Criminal Party “Revolution Bourgeois”, recensione
“Avevo pochi anni… e 15 anni sembran pochi”, ma già da tempo avevo iniziato a conoscere il mondo garage punk. Molto spesso il tape trading di allora, mi portava in dote curiosità ed estremismi anche grazie ad un amico emigrato a Trapani che mi forniva elementi su cui elucubrare. Anche se ero già alla ricerca di sonorità più heavy, ricordo una TDK da 60 minuti le cui poche tracce mi portarono alla conoscenza di una band chiamata Criminal party, (in realtà la calligrafia pessima del mio ex compagno di scuola riportava la dicitura Triminal party ). Oggi dopo molti anni mi ritrovo a dover e voler recensire 18 tracce (troppe?) del sestetto palermitano, pronto raccontarci rabbia e dolore mediante le femmine vocalità di Vicky Jam e Lisiac, abili nel raccontare l’atteso Revolution Bourgeois, opera spinta dalle manovre accorte di Downbeat e Pink house label.

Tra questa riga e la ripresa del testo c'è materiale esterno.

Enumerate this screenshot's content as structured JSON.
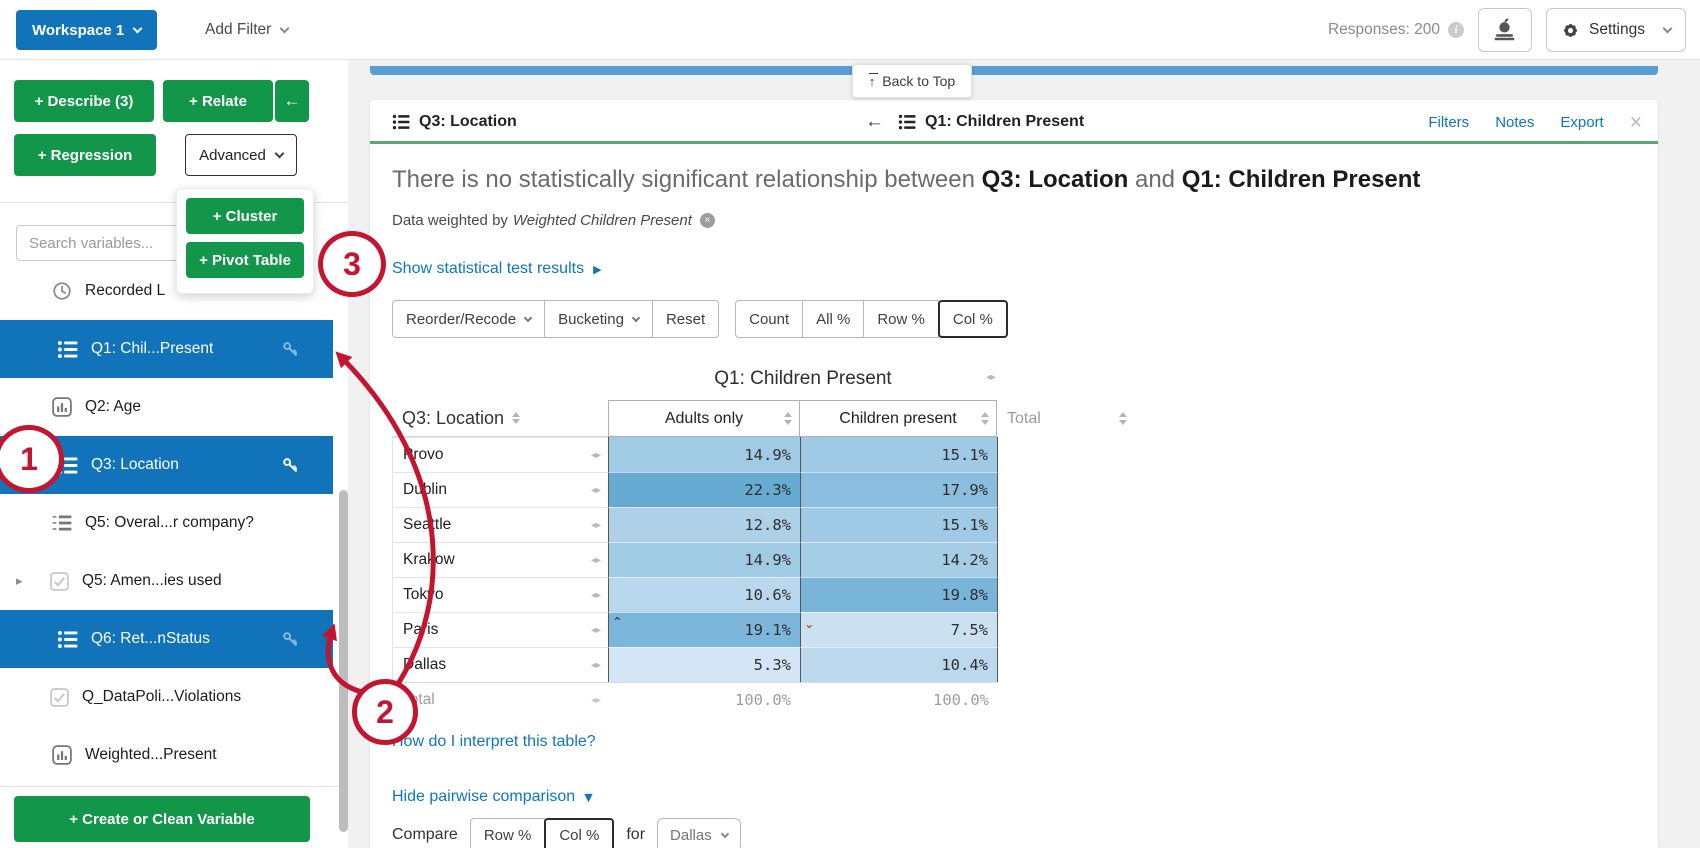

Il disco, ricco di spiriti vintage, trova un piacevole impatto emozionale nonostante l’eccessiva durata e l’imbarazzante art work, che non riesce a dare la giusta idea alla matrice underground, qui ricca di impeto (mescolato a melodia) e sintesi narrative (alimentate da strutture storiche talvolta sbilanciate sui volumi) . L’ultima fatica dell’ensemble appare comunque ben definito soprattutto nella sua prima parte, in cui regnano non solo le note di Hangry and tired, ma anche l’anima londinese di Join us! , anticipazione emozionale di Rebel World, da cui emerge la reale natura punk della band. Infatti il brano, annoverabile tra le migliori tracce del disco, riesce a trainare l’ascoltatore in un mondo ’77, in cui l’anthem Burned generation aiuta a definirei i giusti contorni dei rimandi cryptobeat.
I movimenti granulari tornano poi calmierati da Dangerous minds e dal pseudo pop di Wasted life che non sembra lasciare il segno, a differenza di We hate you, magnifico rimando al mondo Oi!, qui mescolato in maniera inusuale a Wahwah e bridge disorientanti.
Il mondo reale narrato dalla band prosegue poi con il calore tarantiniano di Assault at central banke con la lunga Deep Crises, inquieta e lineare ridondanza prog rock che anticipa la versione (contemporanea) di 1986 e What about you? ,in cui ci si scaraventa in un polveroso punk di inizio anni ’80… quando l’era d’oro del pop iniziava a scontrarsi con le ultime correnti di un mondo scomparso ed ormai mutato.
Un disco, dunque, da ascoltare annodando la linea del tempo.